Servers you can't fully trust

The year that taught everyone to add servers also taught them to be wary of them. Tool poisoning is the shape it takes: a server's descriptions are shown and approved once, at connect time, but its responses flow into context at runtime unchecked, and the model trusts them. Researchers used that gap to walk an agent into leaking private-repo contents through a poisoned issue, and a separate demonstration exfiltrated a WhatsApp history through calls that looked routine. On the supply-chain side, a widely installed connection helper shipped a critical RCE (CVE-2025-6514, CVSS 9.6) across hundreds of thousands of installs.

Codex adds two edges of its own. Project-scoped .codex/config.toml loads only in a trusted directory, a real guardrail until you reflexively trust a cloned repo that ships its own server config. And if two servers expose a tool with the same name, check what Codex actually surfaces in /mcp rather than assuming the one you meant wins. Treat adding a server the way you'd treat a dependency that can run shell commands and read your context, because that is what it is.

The gap is temporary; the standard isn't

None of this decides much in the long run. The architectural split, client-side deferral versus a model that copes, is a difference in timing, not direction. If Codex adds lazy tool discovery, the startup blocking and the context tax both fade, and the two agents converge on the same shape: fewer tools in the model's face, loaded only when needed.

What isn't temporary is the protocol underneath. MCP started at Anthropic, and OpenAI adopted it anyway (across Codex, the IDE extension, and the Responses API) and then went further: Codex can run as an MCP server itself, so another agent calls Codex the way Codex calls Context7. When a lab builds its flagship coding agent to speak a rival's protocol and to answer through it, the question of whether MCP was ever just an Anthropic experiment is closed. The remaining contest is over who manages the bloat more gracefully. The protocol underneath isn't the interesting question anymore.

Codex leaned on the model so you could stop thinking about all this. For now, the thinking is still the job.

FAQ

How do I add an MCP server to Codex? Run codex mcp add <name> -- <command> for a local stdio server, or codex mcp add <name> --url <url> for a Streamable HTTP one. You can also edit ~/.codex/config.toml directly, which the docs recommend when you need fine-grained control.

Where is the Codex MCP config file? At ~/.codex/config.toml for global servers, or .codex/config.toml in a project, which loads only in trusted directories. It's TOML, not JSON, and the CLI and IDE extension share the same file.

Does Codex support tool search like Claude Code? Not yet. Codex discovers MCP tools before the first turn, while Claude Code defers them by default. An open Codex issue requests the feature. Until it ships, trim each server with its enabled_tools allow-list to keep context lean.

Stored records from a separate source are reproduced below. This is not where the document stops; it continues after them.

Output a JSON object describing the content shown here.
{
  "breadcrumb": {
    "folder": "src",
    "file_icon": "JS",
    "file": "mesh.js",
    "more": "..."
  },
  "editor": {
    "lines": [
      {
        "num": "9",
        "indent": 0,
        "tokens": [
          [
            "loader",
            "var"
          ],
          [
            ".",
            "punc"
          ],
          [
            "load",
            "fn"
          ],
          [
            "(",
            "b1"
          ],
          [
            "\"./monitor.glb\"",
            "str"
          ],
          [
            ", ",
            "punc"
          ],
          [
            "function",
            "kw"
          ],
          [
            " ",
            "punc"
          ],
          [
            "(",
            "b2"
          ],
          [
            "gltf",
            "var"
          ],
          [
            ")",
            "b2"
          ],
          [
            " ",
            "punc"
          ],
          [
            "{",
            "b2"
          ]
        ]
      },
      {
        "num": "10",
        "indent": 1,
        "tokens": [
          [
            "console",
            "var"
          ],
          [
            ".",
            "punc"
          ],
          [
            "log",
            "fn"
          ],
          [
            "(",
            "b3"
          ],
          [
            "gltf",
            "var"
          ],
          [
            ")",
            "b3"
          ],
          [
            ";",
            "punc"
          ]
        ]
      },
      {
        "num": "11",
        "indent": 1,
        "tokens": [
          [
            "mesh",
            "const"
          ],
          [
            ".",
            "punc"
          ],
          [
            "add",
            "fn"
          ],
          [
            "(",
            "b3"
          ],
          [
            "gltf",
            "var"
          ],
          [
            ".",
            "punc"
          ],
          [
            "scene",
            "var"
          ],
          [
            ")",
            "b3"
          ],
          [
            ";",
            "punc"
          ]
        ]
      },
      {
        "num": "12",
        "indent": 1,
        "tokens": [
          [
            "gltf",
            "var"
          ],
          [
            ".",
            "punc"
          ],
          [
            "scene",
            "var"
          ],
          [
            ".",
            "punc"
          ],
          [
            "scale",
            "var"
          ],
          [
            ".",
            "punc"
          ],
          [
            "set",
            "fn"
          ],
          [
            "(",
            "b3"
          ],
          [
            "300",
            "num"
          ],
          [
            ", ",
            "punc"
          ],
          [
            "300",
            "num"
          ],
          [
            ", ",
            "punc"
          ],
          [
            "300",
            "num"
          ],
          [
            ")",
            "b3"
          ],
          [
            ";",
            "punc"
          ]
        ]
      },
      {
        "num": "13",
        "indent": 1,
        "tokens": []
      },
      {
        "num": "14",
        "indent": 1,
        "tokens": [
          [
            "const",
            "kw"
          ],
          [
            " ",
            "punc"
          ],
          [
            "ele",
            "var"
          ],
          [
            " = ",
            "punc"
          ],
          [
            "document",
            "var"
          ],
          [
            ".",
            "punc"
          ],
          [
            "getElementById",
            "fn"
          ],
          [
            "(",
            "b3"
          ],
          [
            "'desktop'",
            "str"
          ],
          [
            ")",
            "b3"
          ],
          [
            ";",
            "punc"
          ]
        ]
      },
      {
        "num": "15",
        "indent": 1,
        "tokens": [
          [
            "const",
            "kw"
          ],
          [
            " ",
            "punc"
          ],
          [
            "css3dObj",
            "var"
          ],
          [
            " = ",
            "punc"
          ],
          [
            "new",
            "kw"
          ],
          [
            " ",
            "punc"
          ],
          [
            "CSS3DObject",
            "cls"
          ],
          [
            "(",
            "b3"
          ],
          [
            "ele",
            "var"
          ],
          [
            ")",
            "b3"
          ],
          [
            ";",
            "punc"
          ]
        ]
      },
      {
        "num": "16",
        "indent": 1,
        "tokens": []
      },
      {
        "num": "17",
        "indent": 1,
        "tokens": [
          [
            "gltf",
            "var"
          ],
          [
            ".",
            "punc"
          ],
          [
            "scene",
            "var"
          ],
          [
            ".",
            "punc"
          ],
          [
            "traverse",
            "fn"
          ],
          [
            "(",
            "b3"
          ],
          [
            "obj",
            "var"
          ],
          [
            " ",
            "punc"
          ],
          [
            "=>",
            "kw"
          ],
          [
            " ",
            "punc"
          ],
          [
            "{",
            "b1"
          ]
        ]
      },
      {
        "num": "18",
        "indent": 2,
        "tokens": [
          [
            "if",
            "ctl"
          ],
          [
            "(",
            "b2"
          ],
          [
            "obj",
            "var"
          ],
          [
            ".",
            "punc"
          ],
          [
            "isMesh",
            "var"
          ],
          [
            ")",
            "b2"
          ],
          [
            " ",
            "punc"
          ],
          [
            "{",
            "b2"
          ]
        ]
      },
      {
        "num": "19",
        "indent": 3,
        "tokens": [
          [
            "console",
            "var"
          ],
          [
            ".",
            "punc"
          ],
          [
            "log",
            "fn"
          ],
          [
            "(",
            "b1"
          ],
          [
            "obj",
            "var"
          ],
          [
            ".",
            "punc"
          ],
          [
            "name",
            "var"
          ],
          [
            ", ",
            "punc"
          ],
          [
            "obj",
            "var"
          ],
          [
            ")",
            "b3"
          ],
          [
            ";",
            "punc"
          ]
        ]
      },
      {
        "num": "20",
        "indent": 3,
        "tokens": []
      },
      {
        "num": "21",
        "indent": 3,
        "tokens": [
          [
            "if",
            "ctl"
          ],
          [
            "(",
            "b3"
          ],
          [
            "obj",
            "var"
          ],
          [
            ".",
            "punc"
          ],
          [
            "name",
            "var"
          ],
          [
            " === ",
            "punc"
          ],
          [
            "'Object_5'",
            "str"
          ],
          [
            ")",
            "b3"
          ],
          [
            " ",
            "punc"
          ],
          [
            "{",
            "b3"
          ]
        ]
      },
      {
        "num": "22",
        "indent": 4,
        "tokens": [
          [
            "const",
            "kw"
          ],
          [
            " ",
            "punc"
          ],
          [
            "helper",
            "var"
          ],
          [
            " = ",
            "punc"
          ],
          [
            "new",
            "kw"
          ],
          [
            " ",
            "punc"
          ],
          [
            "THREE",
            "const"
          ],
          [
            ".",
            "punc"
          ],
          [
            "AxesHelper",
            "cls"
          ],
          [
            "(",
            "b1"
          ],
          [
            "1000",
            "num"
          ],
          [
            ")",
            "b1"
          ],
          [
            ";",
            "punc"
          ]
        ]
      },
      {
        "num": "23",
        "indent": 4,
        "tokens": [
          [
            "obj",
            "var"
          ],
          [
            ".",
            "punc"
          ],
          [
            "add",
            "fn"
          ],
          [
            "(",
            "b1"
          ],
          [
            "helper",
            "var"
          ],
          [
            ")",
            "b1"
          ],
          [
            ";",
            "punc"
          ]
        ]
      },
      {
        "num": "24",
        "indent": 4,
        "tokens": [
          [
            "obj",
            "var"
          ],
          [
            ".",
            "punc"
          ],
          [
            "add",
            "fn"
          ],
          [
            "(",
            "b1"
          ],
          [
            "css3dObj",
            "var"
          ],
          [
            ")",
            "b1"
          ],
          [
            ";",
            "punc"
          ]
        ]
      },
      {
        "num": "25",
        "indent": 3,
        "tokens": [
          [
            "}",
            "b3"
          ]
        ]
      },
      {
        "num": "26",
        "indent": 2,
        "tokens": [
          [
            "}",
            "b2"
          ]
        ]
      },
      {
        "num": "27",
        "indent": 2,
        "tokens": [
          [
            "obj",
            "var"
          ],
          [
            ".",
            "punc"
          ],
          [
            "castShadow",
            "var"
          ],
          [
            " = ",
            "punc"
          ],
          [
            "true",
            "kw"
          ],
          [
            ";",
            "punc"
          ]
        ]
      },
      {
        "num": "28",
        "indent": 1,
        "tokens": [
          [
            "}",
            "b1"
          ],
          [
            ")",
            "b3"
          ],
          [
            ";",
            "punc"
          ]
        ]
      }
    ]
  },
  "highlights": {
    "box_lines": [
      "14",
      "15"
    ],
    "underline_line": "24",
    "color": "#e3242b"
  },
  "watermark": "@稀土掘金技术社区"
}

Why does Codex hang when starting MCP servers? Codex waits on MCP startup before your first turn, so one slow, unauthenticated, or unreachable server can block the session. Disable or fix that server (set enabled = false, or required = false so it can't block startup). Only raise startup_timeout_sec if the server is healthy but slow to initialize.

Can Codex use the same MCP servers as Claude Code? Yes. MCP is an open standard, so the server packages and endpoints are the same. Only the configuration differs: Codex uses TOML in ~/.codex/config.toml, while Claude Code uses JSON.

Are MCP servers worth using in Codex in 2026? Yes, kept lean. A few servers for real external reach, like docs, repo, database, and browser, pay off. Piling on servers you rarely call wastes context and slows startup, because Codex won't triage tools for you.